The Nanopresso may seem complicated at first but it’s easy to get a handle on. To make a surprisingly authentic espresso replete with proper crema, just load a scoop of your favourite blend into the coffee chamber, fill the small 0.80ml reservoir with hot water (most hotels have a kettle in the room and if you’re camping, simply boil some on the gas stove), tighten everything up and pump the piston a few times using your fingers. For mess-free espresso, this model can also be adapted to use Nespresso capsules.
Given that espresso is made using pressurised hot water, it shouldn’t matter whether the pressure is created by an electric pump or muscle power. The results should be the same – and with this little pocket titan, they are. Warmly recommended.
Coffee steeper #1
This four-cup device uses a two-stage filtration system and the power of gravity to make a smooth, clear brew with no sludge or grits.
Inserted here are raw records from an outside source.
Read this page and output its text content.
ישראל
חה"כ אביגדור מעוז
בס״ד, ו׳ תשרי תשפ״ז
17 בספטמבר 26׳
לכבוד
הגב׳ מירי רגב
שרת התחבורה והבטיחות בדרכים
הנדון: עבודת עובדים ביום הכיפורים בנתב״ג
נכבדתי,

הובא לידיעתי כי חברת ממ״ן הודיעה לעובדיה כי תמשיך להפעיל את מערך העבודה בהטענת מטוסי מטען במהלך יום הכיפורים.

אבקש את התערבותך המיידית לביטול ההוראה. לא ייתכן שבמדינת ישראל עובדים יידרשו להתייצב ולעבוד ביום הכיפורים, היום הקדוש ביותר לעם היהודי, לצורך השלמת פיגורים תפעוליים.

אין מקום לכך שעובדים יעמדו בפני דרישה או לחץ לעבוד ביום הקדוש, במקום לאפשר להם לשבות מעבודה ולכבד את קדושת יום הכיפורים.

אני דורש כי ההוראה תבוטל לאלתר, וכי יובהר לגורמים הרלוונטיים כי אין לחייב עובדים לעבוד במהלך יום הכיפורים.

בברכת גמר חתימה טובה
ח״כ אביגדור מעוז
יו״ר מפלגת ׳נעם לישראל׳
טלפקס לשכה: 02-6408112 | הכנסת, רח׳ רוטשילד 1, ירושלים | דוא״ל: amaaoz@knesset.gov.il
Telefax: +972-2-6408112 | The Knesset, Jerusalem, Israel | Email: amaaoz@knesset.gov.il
It’s comprised of just three parts: a stainless steel upper section, a brewing chamber and a borosilicate glass pot.
Fill the chamber with some coarse coffee grounds, add boiled water, give it a stir and wait about four minutes. Now twist the lid and watch in amazement as a stream of pure sediment-free bean juice is deposited into the pot below.
To drink, simply tip and pour from the top-mounted spout. The Duo Coffee Steeper requires no electricity so you could feasibly take it anywhere with access to hot water. However, it is a bit of a faff to clean.
Ooh la la: premiére French press or cafetiere
The French press system is a popular coffee making method made famous by Bodum. You probably remember using one of these glass carafes at some point. You might also remember the time you dropped one and it smashed into a zillion pieces.
Some of you might even remember the time you pressed too hard on the plunger and the ensuing volcano of hot coffee that spewed all over the table.
User error issues aside, the Bodum system is a simple way to make a good strong brew and this three-cup Jesper model is an excellent introduction. Simply shove in a few spoons of coarse ground coffee, pour in some boiling water and wait about five minutes.
Now slowly press down on the handle until the plunger stops. Presto, a stonkingly rich, black blend with a kick like a mule. Just be sure to avoid drinking the last inch or so of liquid because it can be quite muddy down there. The Bodum Jesper can make eight cups at a time so consider it if entertaining on a grander scale.
Pick of the percolators
Percolation is one of the oldest forms of coffee making and was hugely popular during the ’50s and ’60s before the filtered drip method and espresso took hold.
This tactile and classy-looking percolator from Dualit produces up to 10 cups of black gold in around ten minutes and can even be used to brew tea.
It uses the same percolation method of old: boiled water is shoved up a narrow tube where it suffuses the coffee in a metal filter before dripping back down for a repeat of the process.
This means the coffee is extracted several times, the result being a coffee often strong enough to blow the head off a goose. Once brewed, simply lift the jug off its plinth and take it to the table.